Flying wings have been modeled for a long time but the Zagi range made them very popular. Initially designed as slope soarers they were easily converted to electric power with brushed motors and nicads, and then later fitted with more power.

Aerodynamicists can argue over whether flying wings are more efficient and full size designers can worry about cargo volume and where to put the windows, but for modelers a flying wing has some huge advantages over a conventional design.

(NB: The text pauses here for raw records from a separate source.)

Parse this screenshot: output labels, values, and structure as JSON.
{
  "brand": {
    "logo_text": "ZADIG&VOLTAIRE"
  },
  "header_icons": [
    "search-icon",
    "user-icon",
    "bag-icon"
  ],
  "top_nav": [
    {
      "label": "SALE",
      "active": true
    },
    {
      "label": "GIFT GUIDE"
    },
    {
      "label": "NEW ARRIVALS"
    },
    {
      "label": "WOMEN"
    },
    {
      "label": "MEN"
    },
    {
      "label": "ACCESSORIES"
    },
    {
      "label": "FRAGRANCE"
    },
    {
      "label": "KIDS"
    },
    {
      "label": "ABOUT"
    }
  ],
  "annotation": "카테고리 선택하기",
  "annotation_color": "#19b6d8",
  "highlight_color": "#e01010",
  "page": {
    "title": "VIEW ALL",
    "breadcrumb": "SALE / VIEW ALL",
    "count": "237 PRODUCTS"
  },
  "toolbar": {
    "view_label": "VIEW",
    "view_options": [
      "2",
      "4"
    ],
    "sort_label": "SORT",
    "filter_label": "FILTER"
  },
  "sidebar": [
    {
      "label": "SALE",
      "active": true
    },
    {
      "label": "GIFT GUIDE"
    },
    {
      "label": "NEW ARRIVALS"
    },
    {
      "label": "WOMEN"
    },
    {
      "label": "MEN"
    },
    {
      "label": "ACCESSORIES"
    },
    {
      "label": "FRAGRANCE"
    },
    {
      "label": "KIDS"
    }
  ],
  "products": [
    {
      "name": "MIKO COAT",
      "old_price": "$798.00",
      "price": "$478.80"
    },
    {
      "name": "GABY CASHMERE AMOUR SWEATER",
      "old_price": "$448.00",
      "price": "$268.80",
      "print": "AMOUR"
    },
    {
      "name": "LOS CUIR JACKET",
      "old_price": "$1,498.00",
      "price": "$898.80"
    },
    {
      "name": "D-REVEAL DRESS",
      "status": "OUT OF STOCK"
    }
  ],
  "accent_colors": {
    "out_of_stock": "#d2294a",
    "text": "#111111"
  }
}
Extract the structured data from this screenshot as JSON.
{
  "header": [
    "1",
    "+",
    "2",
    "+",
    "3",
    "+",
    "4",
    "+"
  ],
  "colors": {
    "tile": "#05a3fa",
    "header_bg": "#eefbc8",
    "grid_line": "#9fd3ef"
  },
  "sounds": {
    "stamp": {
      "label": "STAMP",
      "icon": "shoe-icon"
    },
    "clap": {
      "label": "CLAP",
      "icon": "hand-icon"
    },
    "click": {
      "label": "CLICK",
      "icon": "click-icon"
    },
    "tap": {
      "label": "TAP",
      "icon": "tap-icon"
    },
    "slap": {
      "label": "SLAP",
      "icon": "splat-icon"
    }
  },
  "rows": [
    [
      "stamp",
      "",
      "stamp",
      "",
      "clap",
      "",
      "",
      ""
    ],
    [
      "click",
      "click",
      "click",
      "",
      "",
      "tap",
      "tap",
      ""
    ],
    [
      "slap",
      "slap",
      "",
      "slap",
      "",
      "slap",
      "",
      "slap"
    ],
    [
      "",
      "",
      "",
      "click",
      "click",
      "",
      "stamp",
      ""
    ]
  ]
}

A hard landing with a conventional design usually breaks the prop, and possibly the gearbox or motor shaft. With a pusher flying wing, all this is protected at the rear. The battery is usually near the front but protected by an inch or two of foam. EPP is very tough in compression, and can be covered with tape to prevent it ripping. There aren't any long thin parts (like the tail of a conventional design) to break off and the thick wing section can be used to bury the servo horns. People have accidentally driven over their flying wings without causing any damage.

Ease of construction

With no fuselage or tail to make, a flying wing can be built very quickly. Typically the wings are cut from a block of foam with a hot wire, then glued together. Spars are glued into slots and holes cut for the servos and other gear. Corex is used for battery hatches and the wing tip fins, because it's tough and thin. Elevons are usually balsa, but can be Corex or EPP. Covering can be packing tape or low-temperature covering film.

These two points make flying wings very attractive to more adventurous pilots who aren't bothered about scale looks and don't want to spend too much time building. Flying wings are often used for combat flying.